他的话语流畅,声音虽如先前的冷淡低沉,却语调微不可察带点上扬。

夏安夷:“??”

这是换了种方式,变成了更隐晦的嘲讽吗?

极有本事,能成旁人之所不成。

若是这话从哪个政哥的迷妹里嘴里说出来,那绝对是百分之百保真。但从这个老古董嘴里说出来,总感觉哪里有说不出来的奇怪。

夏安夷真诚建议:“要不然,你还是别说话了。”

嬴政:“……”

他搭在绢布上的指尖顿住,若无其事地继续道:“为何?”

夏安夷:“因为你太阴阳怪气了。”

嬴政:“……”

这个词听着,似乎不像是好话。

【那么有关秦始皇的功,就说到这里了。考点包括的分别是军事、政治、经济三个方面,

请大家牢记每一个点。同时还可以跟先前“为何将始皇放在人物史第一位”的问题联系,进行相应补充。】

那天听到这个考点时,嬴政只当是在吹捧“千古一帝”,兴致寥寥。

此刻他却有了兴趣:“为何将他放在第一位?”

斗转星移,朝代更迭变迁。

从上古的原始部落开始,再到从公天下到家天下的夏禹、殷商、周朝。每过几百年,旧的王朝没落,便有新的王朝兴起。
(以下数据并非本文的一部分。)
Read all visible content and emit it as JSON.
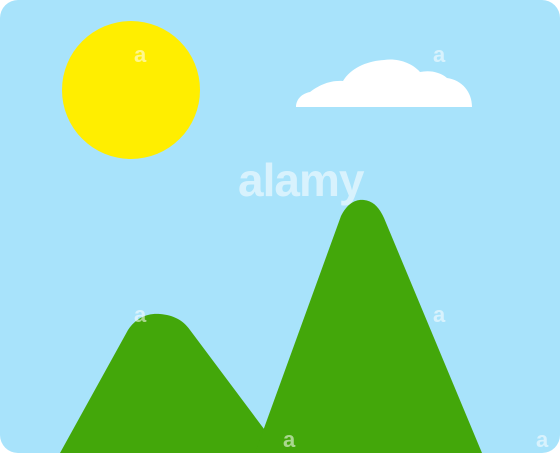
{
  "scene": {
    "description_free": true,
    "colors": {
      "sky": "#a8e3fb",
      "sun": "#ffee00",
      "cloud": "#ffffff",
      "mountain": "#43a70a",
      "frame_border": "#ffffff"
    }
  },
  "watermark": {
    "brand": "alamy",
    "mark": "a",
    "corner_mark": "a"
  }
}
所有的君主在位时,皆恨不得亲自掌握史官的笔,将自己在位的功绩夸耀得天花乱坠。

可惜风光随着政斗逝去,后人会推翻史料进行重修,甚至新的君主在位时会进行抹黑。而历经多朝还能位居第一,想必有过人之处。

是因为之前提到的奠定版图,还是别的什么?

嬴政前两天,最初的恼怒褪去后,已经平静地接受了“秦二世而亡”这个事实。

未来的“谶语”对他而言,还没有发生,那就是未知数,一切皆可改变。

古人学史,向来试图以史为鉴。

夏安夷瞥了眼桌面上的课本和参考书,他提问的考点,自然在最显眼的地方。上面标了个大大的d,而d级考点往往以大题形式出现,是重中之重。

她闭眼都能背得滚瓜烂熟。

不过见对方只能看到电脑上的历史课件或者视频,暂时看不到自己房间里的其它,夏安夷舒了一口气。

她转着笔,有些得意:“我为什么要告诉你?”

“老师都说了,上课得认真听讲,考纲的重点她只讲一遍。你不是嫌这个无聊,不想听吗?”

嬴政:“……”

那个不知为何物的“考点”不是很重要的吗?居然只讲一遍。

但他又不是很想承认,自己、想、听。于是淡声道:“随便问问而已。”

心里却仿佛有那么一口气,卡得不上不下的。

夏安夷:“啧。”

她就知道这个老古董不安好心。拐着弯儿打听,想必是又想针对什么吐槽一二。

她要守护全世界最好的政哥!不能让他得逞。

【此外,我们来说一说他的过错。这一块也是非重点,大家了解一下概括的点就好。】

闻言,嬴政原本隐在灯光里的眉眼,蓦地有些幽暗。

他指尖把玩了下,挂在腰间的三尺青锋。刀锋极为锐利,锻造的青铜火候恰到好处,有削铁无声、劚玉如泥之势。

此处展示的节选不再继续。